PatchSiren cyber security CVE debrief
CVE-2026-8755 Unknown Vendor CVE debrief
CVE-2026-8755 describes a remotely reachable path traversal issue in the Bert-VITS2 Model Handler, specifically the _get_all_models function in hiyoriUI.py. The source description says the affected code is present up to commit 8f7fbd8c4770965225d258db548da27dc8dd934c, that an exploit has been published, and that the vendor did not respond to early disclosure outreach. Because the product uses continuous delivery with rolling releases, no fixed affected or patched version numbers are provided in the source.
- Vendor
- Unknown Vendor
- Product
- Unknown
- CVSS
- MEDIUM 5.5
- CISA KEV
- Not listed in stored evidence
- Original CVE published
- 2026-05-17
- Original CVE updated
- 2026-05-18
- Advisory published
- 2026-05-17
- Advisory updated
- 2026-05-18
Who should care
Operators of Bert-VITS2 deployments, especially internet-facing installations that expose the Model Handler or related UI endpoints. Security teams responsible for self-hosted AI/voice model services should treat this as a validation-and-triage item, with priority on systems that accept remote requests and manage local model paths.
Technical summary
The source data maps CVE-2026-8755 to CWE-22 path traversal in the Model Handler component. The vulnerable function is _get_all_models in hiyoriUI.py, and the issue is described as remotely triggerable. The practical security concern is that attacker-controlled path input may escape intended directory boundaries when model paths are processed, potentially exposing or manipulating filesystem content outside the expected model location.
Defensive priority
Medium priority, with higher urgency for exposed deployments. The CVSS score in the source is 5.5 (MEDIUM), but the presence of published exploitation and the remote attack vector make prompt validation important.

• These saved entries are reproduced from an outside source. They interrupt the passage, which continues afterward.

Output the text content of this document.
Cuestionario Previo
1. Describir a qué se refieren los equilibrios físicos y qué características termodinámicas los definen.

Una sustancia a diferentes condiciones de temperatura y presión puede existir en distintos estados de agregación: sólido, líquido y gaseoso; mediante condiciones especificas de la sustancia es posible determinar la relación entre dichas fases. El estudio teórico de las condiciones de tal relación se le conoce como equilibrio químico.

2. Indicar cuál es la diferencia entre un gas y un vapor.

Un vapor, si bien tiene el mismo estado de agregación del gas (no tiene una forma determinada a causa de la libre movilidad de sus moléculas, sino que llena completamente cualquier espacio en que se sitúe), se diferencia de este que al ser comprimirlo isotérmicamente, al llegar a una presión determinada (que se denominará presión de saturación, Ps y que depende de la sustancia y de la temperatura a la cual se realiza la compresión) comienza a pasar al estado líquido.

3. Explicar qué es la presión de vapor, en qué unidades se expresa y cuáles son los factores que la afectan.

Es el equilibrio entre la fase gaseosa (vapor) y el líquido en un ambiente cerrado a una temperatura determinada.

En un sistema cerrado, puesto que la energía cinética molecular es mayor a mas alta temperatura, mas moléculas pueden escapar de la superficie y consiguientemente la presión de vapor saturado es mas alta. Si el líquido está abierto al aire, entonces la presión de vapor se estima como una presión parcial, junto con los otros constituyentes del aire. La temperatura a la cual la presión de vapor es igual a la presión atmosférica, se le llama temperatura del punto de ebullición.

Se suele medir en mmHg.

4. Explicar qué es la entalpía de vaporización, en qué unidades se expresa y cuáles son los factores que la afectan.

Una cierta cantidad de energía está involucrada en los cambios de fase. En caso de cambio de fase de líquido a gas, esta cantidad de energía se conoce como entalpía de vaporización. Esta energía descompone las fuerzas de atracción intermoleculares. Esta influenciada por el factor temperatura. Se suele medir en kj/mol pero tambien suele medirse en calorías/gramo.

Recommended defensive actions
- Inventory Bert-VITS2 deployments and confirm whether hiyoriUI.py / Model Handler is reachable from untrusted networks.
- Review the current upstream commit state and compare it with 8f7fbd8c4770965225d258db548da27dc8dd934c to determine whether your deployed build includes the vulnerable code path.
- Apply any vendor or upstream remediation as soon as it becomes available; because the product uses rolling releases, rely on current commit/build state rather than version labels alone.
- Restrict network access to the UI and model-management surfaces until the risk is assessed.
- Add server-side validation to ensure model path inputs remain within approved directories and reject traversal sequences.
- Monitor filesystem and application logs for unexpected path resolution attempts or anomalous model-load activity.
- If the service must remain exposed, place it behind authentication and least-privilege filesystem permissions.
Evidence notes
All factual claims in this debrief are taken from the supplied CVE description and source metadata: CVE-2026-8755, CVSS 5.5/MEDIUM, CWE-22, vulnerable function _get_all_models in hiyoriUI.py, affected up to commit 8f7fbd8c4770965225d258db548da27dc8dd934c, remote attackability, published exploit, continuous-delivery/rolling-release deployment model, and lack of vendor response. No fixed affected or updated versions are listed in the source corpus.
Official resources
Publicly disclosed on 2026-05-17 per the supplied CVE publication timestamp and source record. The source description states the vendor was contacted early but did not respond, and that an exploit has already been published.